(Terry O’Neill pictured right)
Trade Review
To Hustle Loyalty Respect:
Giancarlo Stanton ($86 31 y.o. 5.83 ppg)
To Eastbound and Dowd:
Tyler O’Neill ($0 cc 26 y.o. 5.77 ppg)
$15 auction budget
TL;DR – HLR picks up an expensive and maybe declining outfield/util slot depth hoping for a hot streak while EAD picks up a solid and cheap guy looking at an above-average upside
This trade probably doesn’t happen if Ohtani is on the board earlier in the day. This trade happened early on in the deals, and it made sense at the time. EAD likely wasn’t keeping Stanton, and he made that clear when he referenced Stanton as being priced to move. HLR hopped on the opportunity and grabbed Stanton for a guy I’d be okay with moving on from for the chance to win a title. After getting Stanton, HLR popped Ohtani late in the day and moved Stanton down his depth chart.

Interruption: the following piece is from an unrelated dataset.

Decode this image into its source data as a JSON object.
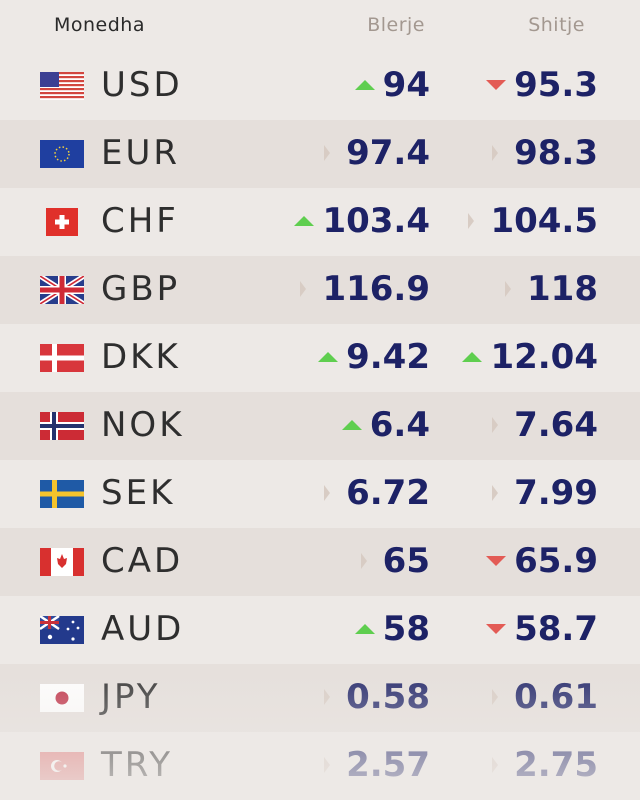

Let’s look at the HLR side. Full disclosure, I was in on Stanton, but my offer was well below the deal EAD accepted ( I offered two 2023 4ths and Jack Suwinski). Stanton probably would have been a pretty regular outfielder or utility slot guy for HLR before the Ohtani trade, and I think he will still slot in at the back end of HLR’s starting squad. Stanton is having a down year from what he has accomplished in the past, but he is still above average and certainly capable of carrying a team if he gets hot. In looking at Stanton for trade talks, I was concerned by a few of his sliding metrics. He is walking less than he has in his prime and the power output is down despite the exit velo data being about the same when he does make contact. He was injured for almost all of 2019 and some of short 2020 season. That led me to devaluing him in terms of longevity as I didn’t see him as a keeper. I don’t think HLR does either. That said, I am always interested in grabbing a guy with the capability to put up 100+ in a week for a playoff run. With Stanton hitting the ball as hard as he ever has, he still has plenty in the tank. Any of the contenders could have done worse than adding Stanton. He has the same upside capability as Springer does for the final portion of the season, and I think the cost he paid to do it was fine.
As to the EAD side, Tyler O’Neill is currently an above average player who has a $0 salary under our cost-controlled system. I’ve never been a fan of his, and I was surprised to see just how well he was doing. I had seen his point totals, but I hadn’t looked under the hood. Scouting his stats, he his walking less, striking out more, and making as much or more hard contact as he ever has. The massive jump in production has come from not only the career-high batting average but also the career high OPS. I don’t know enough about how xwOBA is calculated to figure out if the delta between O’Neill’s wOBA and xwOBA is meaningful, but his wOBA is .365 (25 pts higher than his 2018 high) and xwOBA is .399. What does all this mean? I think, again based on stat-scouting, O’Neill has gotten more aggressive and is doing damage as a result. He is coming into his power-peak, so I have reason to believe his production this year is sustainable. I’m one of those people who believe once a player has demonstrated a skill they own it, and I think O’Neill has had enough of a sample size this year to say he owns the profile he has demonstrated. Sure, pitchers could change their approaches against him after this year’s data, but I think there has been enough opportunity for that this year that expecting 5.5-6 ppg going forward is a reasonable expectation for O’Neill, which makes him a value at his cost-controlled price. I think this season is pretty close to his ceiling, so I wouldn’t hope for more as his owner. I think there is a solid chance that O’Neill’s production regresses slightly after season, but, again, I’ve always been an O’Neill discounter. The best part about the EAD return is that O’Neill is not a prospect. He has proven his MLB worth, and for a guy he was already moving on from, the return is just fine. Side note, I thought O’Neill was clearly on roids. The swollen body and chubby cheeks were classic stereotypical body, but I was referred to his father’s body. His dad was a body builder, so the body makes more sense, but the fact that O’Neill wears his baseball pants as tight as yoga pants is still off-putting. In any event, he’s a fine baseball player that I’d take over almost every prospect or pick surely offered for Stanton.